Ces. Abbiate cura di collocarvi sul passagio d’Antonio, allorchè eseguirà il suo corso (1) — Antonio!

Ant. Cesare, mio signore!

Ces. Non dimenticarti nella tua via di toccar Calfurnia; perocchè i nostri antichi dicevano che la donna infeconda, toccata dal celebrante questo sacro corso, veniva tosto purgata dal vizio di sterilità.

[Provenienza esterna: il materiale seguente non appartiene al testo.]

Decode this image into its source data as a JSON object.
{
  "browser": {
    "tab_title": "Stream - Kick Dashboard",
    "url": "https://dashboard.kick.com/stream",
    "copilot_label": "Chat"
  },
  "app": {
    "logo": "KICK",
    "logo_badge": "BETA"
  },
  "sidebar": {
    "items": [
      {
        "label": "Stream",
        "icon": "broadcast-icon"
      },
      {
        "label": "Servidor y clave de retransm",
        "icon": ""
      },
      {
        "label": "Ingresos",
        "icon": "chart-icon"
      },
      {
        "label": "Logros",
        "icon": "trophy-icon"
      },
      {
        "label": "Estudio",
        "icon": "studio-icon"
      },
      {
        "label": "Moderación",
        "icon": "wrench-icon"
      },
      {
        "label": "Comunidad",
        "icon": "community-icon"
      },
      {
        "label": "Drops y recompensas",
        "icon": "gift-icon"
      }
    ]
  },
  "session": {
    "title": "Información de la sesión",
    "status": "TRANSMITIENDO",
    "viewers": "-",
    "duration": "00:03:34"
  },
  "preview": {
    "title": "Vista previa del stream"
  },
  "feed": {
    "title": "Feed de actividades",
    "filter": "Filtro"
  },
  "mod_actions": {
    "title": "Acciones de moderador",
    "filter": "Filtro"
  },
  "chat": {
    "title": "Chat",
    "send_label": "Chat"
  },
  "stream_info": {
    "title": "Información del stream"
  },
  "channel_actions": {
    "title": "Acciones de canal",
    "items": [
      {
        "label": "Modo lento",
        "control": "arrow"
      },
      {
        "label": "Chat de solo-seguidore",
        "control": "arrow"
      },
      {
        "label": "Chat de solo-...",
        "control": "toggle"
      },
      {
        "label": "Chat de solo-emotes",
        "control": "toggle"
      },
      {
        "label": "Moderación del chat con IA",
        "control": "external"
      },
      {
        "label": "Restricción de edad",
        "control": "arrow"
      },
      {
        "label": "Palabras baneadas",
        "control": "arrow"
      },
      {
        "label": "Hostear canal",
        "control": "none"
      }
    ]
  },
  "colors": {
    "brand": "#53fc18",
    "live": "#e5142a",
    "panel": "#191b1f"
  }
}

Ant. Non me ne dimenticherò; così sia sempre fatto il volere di Cesare.

Ces. Va ora, nè trasandare cerimonia veruna.

(comincia di nuovo la musica)

Ind. (tra la folla) Cesare!

Ces. Ah! chi mi chiama?

Casca. Tacete tutti: cessi ogni romore.     (la musica tace)

Ces. Qual voce tra la folla sorse per chiamarmi? Intesi una voce più chiara d’ogni strumento, che gridò: Cesare! Or parla; Cesare ascolta.

Ind. Guardati dalle Idi di marzo.

Ces. Che uomo è costui?

Br. Un indovino, che t’ammonisce di star cauto alle Idi di marzo.

Ces. Guidatelomi dinanzi; ch’io il vegga in viso.

Casca. Esci dalla folla, e vieni dinanzi a Cesare.

(l’Indovino si fa innanzi)

Ces. Che mi dicesti testè? Parla di nuovo.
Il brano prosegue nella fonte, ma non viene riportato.